Awesome

UCLID-Net: Single View Reconstruction in Object Space

This repository is the official implementation of UCLID-Net: Single View Reconstruction in Object Space (NeurIPS 2020).

reconstruction examples

Requirements

This code was tested on Ubuntu 18.04.3 LTS with CUDA 10.2 and PyTorch 1.2.0. We provide an environment description file to directly set up a conda env with:

conda env create -f conda_env.yml
conda activate uclidnet

To compile required CUDA kernels for Chamfer distance (credits to Thibault Groueix) and grid pooling, please do:

cd extensions
python setup.py install --user

Optionally, training metrics are tracked using Weights & Biases if a correct installation is detected.

Datasets and Pre-trained Models

Instructions to get datasets to place in the data/ directory are provided here. We also provide trained networks to place in the trained_models/ directory as explained here.

Training and Evaluation of the main model

To train a UCLID-Net model, run train_UCLID_Net.py, using the --test_split and --train_split options. We provide splits for the car category, and for the 13 main categories of ShapeNet in data/splits/. For example, to train a model on the car subset, run:

python train_UCLID_Net.py --train_split data/splits/cars_train.json --test_split data/splits/cars_test.json

Hyperparameters are already set to their default value used in the main paper. Outputs (trained network, logfile and prediction samples) are stored in the output/ directory.

To evaluate the network, run test_UCLID_Net.py specifying the path to the trained weights using the --model option.
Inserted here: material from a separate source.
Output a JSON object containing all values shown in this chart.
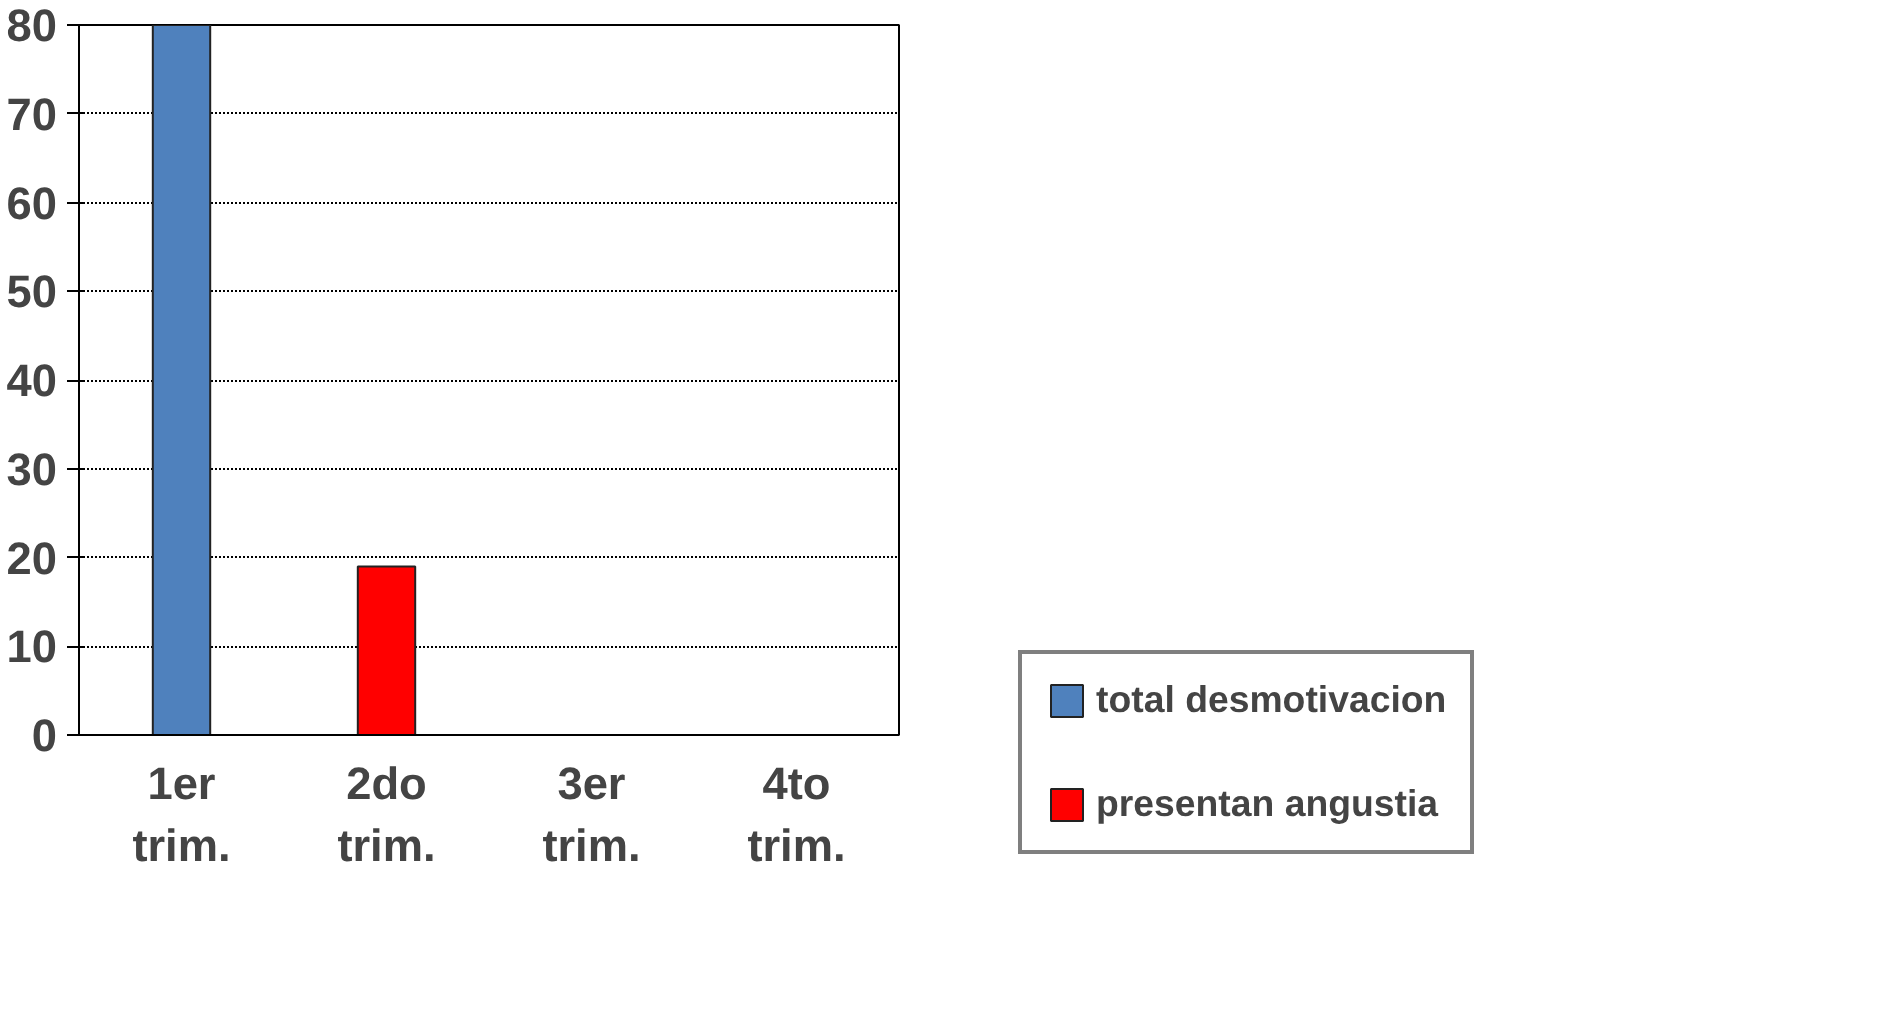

For example, using the provided trained model on all categories

python test_UCLID_Net.py --test_split data/splits/all_13_classes_test.json --model trained_models/UCLID_Net_all_classes.pth

should approximately give the following metrics

Chamfer	Shell IoU	F-score @5%
6.5	37%	95.4%

The small discrepancy with metrics reported in the paper is due to the fact we here evaluate on our own ShapeNet RGB renderings, which have different random viewpoints as the ones provided by the authors of DISN. Latter renderings were used in the main paper.

In addition to computing metrics, the evaluation script also outputs reconstructed 3D points clouds for 10 instances of each category. These are to be found in a directory named after the trained model's weights file (trained_models/UCLID_Net_all_classes/ in the above example).

Auxiliary Networks: Depth and Camera regressions

We provide the architectures, trained weights and training scripts for both auxiliary networks regressing depthmaps and cameras. They can respectively be trained using train_image2depth.py and train_image2camera.py. Depth estimation mainly comes from Haofeng Chen's awesome work.

Once trained, use generate_image2depth.py and generate_image2camera.py to regress depth and pose for all views of the dataset. For example, the following will generate cameras for all views of the 13 shapes categories using the provided pre-trained model, and store them in data/newly_inferred_camera :

python generate_image2camera.py --model trained_models/image2cam_all_classes.pth --test_split data/splits/all_13_classes_test.json --train_split data/splits/all_13_classes_train.json  --output_dir data/newly_inferred_camera

These depthmaps and camera poses can be used for testing/training a UCLID-Net model in place of the ground truth ones, as described here.